OVERVIEW

The ultimate aim of policy making should be to improve people’s wellbeing. Drawing on evidence from across Europe, this report explores new ways in which policy can support and encourage high levels of wellbeing, using data from the European Social Survey. Much of the established evidence and analysis around wellbeing is based on a single measure – life satisfaction. This report combines contributions from City University London, the New Economics Foundation (NEF) and the University of Cambridge to explore new ways of understanding and measuring wellbeing. It looks at the following:

1. Comprehensive psychological wellbeing (CPWB) (University of Cambridge) This new single score was created by combining measures of ten different aspects of wellbeing (competence, emotional stability, engagement, meaning, optimism, positive emotion, positive relationships, resilience, self-esteem, and vitality) to give a richer and more nuanced picture of people’s wellbeing. Using this approach offers a more robust and accurate understanding of overall wellbeing, It also provides invaluable information for policy makers aiming to improve wellbeing, as it allows them to identify those areas specifically in need of improvement. We find:

 Examining specific aspects of well-being provides insights beyond a single indicator. For example, the UK ranks 8th out of 21 countries in terms of optimism, but is 20th of 21 in terms of sense of vitality.
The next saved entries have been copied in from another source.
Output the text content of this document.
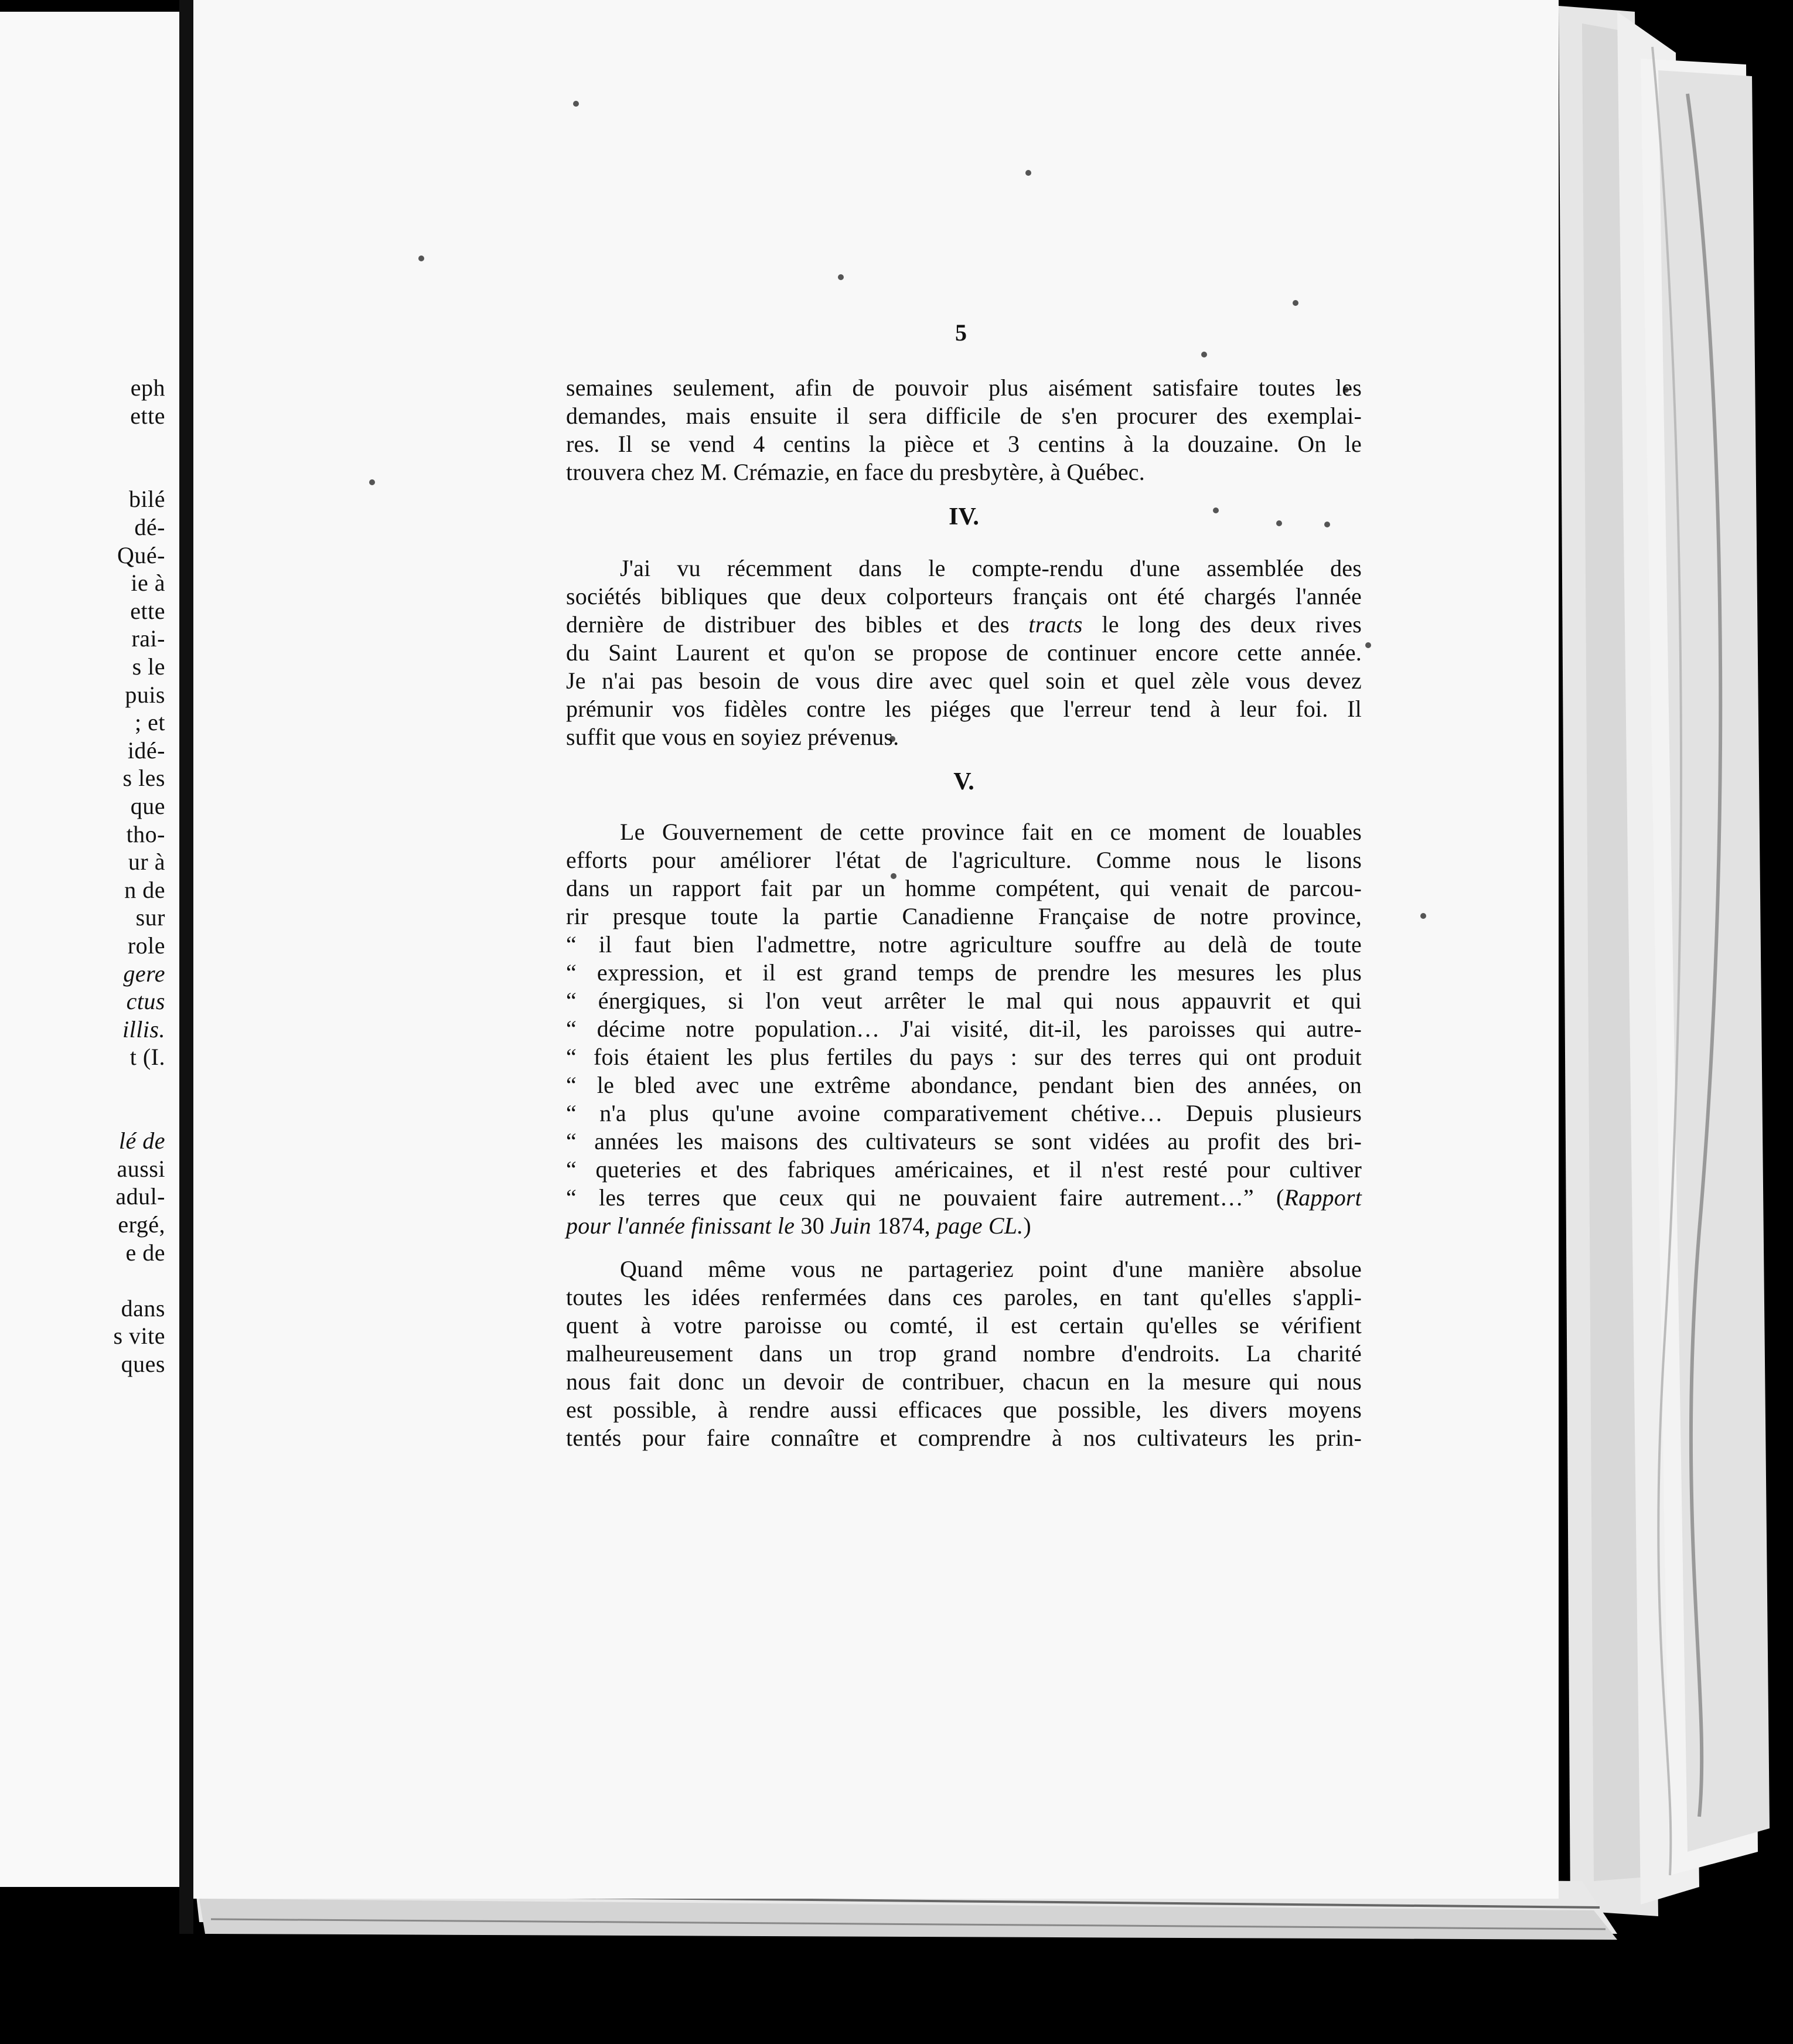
eph
ette
bilé
dé-
Qué-
ie à
ette
rai-
s le
puis
; et
idé-
s les
que
tho-
ur à
n de
sur
role
gere
ctus
illis.
t (I.
lé de
aussi
adul-
ergé,
e de
dans
s vite
ques
5
semaines seulement, afin de pouvoir plus aisément satisfaire toutes les
demandes, mais ensuite il sera difficile de s'en procurer des exemplai-
res. Il se vend 4 centins la pièce et 3 centins à la douzaine. On le
trouvera chez M. Crémazie, en face du presbytère, à Québec.
IV.
J'ai vu récemment dans le compte-rendu d'une assemblée des
sociétés bibliques que deux colporteurs français ont été chargés l'année
dernière de distribuer des bibles et des tracts le long des deux rives
du Saint Laurent et qu'on se propose de continuer encore cette année.
Je n'ai pas besoin de vous dire avec quel soin et quel zèle vous devez
prémunir vos fidèles contre les piéges que l'erreur tend à leur foi. Il
suffit que vous en soyiez prévenus.
V.
Le Gouvernement de cette province fait en ce moment de louables
efforts pour améliorer l'état de l'agriculture. Comme nous le lisons
dans un rapport fait par un homme compétent, qui venait de parcou-
rir presque toute la partie Canadienne Française de notre province,
“ il faut bien l'admettre, notre agriculture souffre au delà de toute
“ expression, et il est grand temps de prendre les mesures les plus
“ énergiques, si l'on veut arrêter le mal qui nous appauvrit et qui
“ décime notre population… J'ai visité, dit-il, les paroisses qui autre-
“ fois étaient les plus fertiles du pays : sur des terres qui ont produit
“ le bled avec une extrême abondance, pendant bien des années, on
“ n'a plus qu'une avoine comparativement chétive… Depuis plusieurs
“ années les maisons des cultivateurs se sont vidées au profit des bri-
“ queteries et des fabriques américaines, et il n'est resté pour cultiver
“ les terres que ceux qui ne pouvaient faire autrement…” (Rapport
pour l'année finissant le 30 Juin 1874, page CL.)
Quand même vous ne partageriez point d'une manière absolue
toutes les idées renfermées dans ces paroles, en tant qu'elles s'appli-
quent à votre paroisse ou comté, il est certain qu'elles se vérifient
malheureusement dans un trop grand nombre d'endroits. La charité
nous fait donc un devoir de contribuer, chacun en la mesure qui nous
est possible, à rendre aussi efficaces que possible, les divers moyens
tentés pour faire connaître et comprendre à nos cultivateurs les prin-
Using the comprehensive measure, wellbeing has generally increased, perhaps surprisingly, from 2006 to 2012, with the percentage of the population with high wellbeing increasing in every country. y The greatest variations in the levels of wellbeing occur among countries and groups where average wellbeing is also the lowest. The greatest opportunity to improve well-being in a country is to begin with those with the lowest wellbeing, particularly unemployed and older individuals, through population-relevant interventions. 

2. Inequalities in wellbeing (NEF) By analysing inequalities in life satisfaction across Europe and over time, we find:

Large differences in wellbeing between population groups are not inevitable: Although those of an ethnic minority, on low incomes or with low education often have lower average wellbeing, this is not always the case, with some countries showing almost no difference. This suggests that policy could aim to reduce or eliminate these inequalities. y Economic factors drive inequalities in wellbeing: Most notably, a country’s unemployment rate is strongly associated with higher levels of inequality in wellbeing. y Good governance may be one of the best ways of reducing wellbeing inequality. Having low levels of corruption and high levels of voice and accountability, for example, are associated with lower inequalities in wellbeing. This effect goes above and beyond the effect of governance on unemployment or economic growth.

3. Five ways to wellbeing (NEF) The five ways to wellbeing are a set of actions that evidence suggests promote wellbeing. They are: Connect, Be Active, Take Notice, Keep Learning, and Give. We explored who is and who isn’t participating in the five ways, in order to suggest ways of boosting involvement. With the exception of those aged 65 and over, the UK generally had low levels of participation in the five ways, when compared to countries such as Germany or France. Two key findings were:

Young women (15–24), parents, and people doing housework or childcare in the UK reported very low rates on Take Notice (whether people take notice and appreciate their surroundings). This finding was not replicated across Europe, suggesting there may be particular barriers in the UK for these population groups which may be amenable to policy.

People of working age in the UK connected socially less than their European peers. This suggests that this age group may need particular attention, contrasting with existing policy approaches which often focus on the young and the old.

4. Perceived quality of society (City University London) What are people’s assessments of the key institutions in society: their trust in the police, politicians, parliament or legal institutions, or satisfaction with public services, government, the economy, or democracy in their country? By measuring this Perceived Quality of Society (PQOS), we find that:

The more marginalised groups in society – women, those who claim membership of a discriminated group, and those with lower education – have a more negative view of these institutions. Those in middle aged groups (25 to 64) also have more negative views. This suggests that our democratic and legal institutions may need to do more to engage with these groups. Democratic satisfaction is consistently higher than satisfaction with the economy and the government in the UK, with a similar pattern elsewhere in Europe.

Nearly all countries exhibited a considerable dip in economic satisfaction in 2008, at the height of the recession, although this dip was particularly pronounced in the UK.

There are marked regional inequalities in PQOS within the UK, with London and the South East having high levels of economic and governmental satisfaction compared to other regions, particularly the Midlands.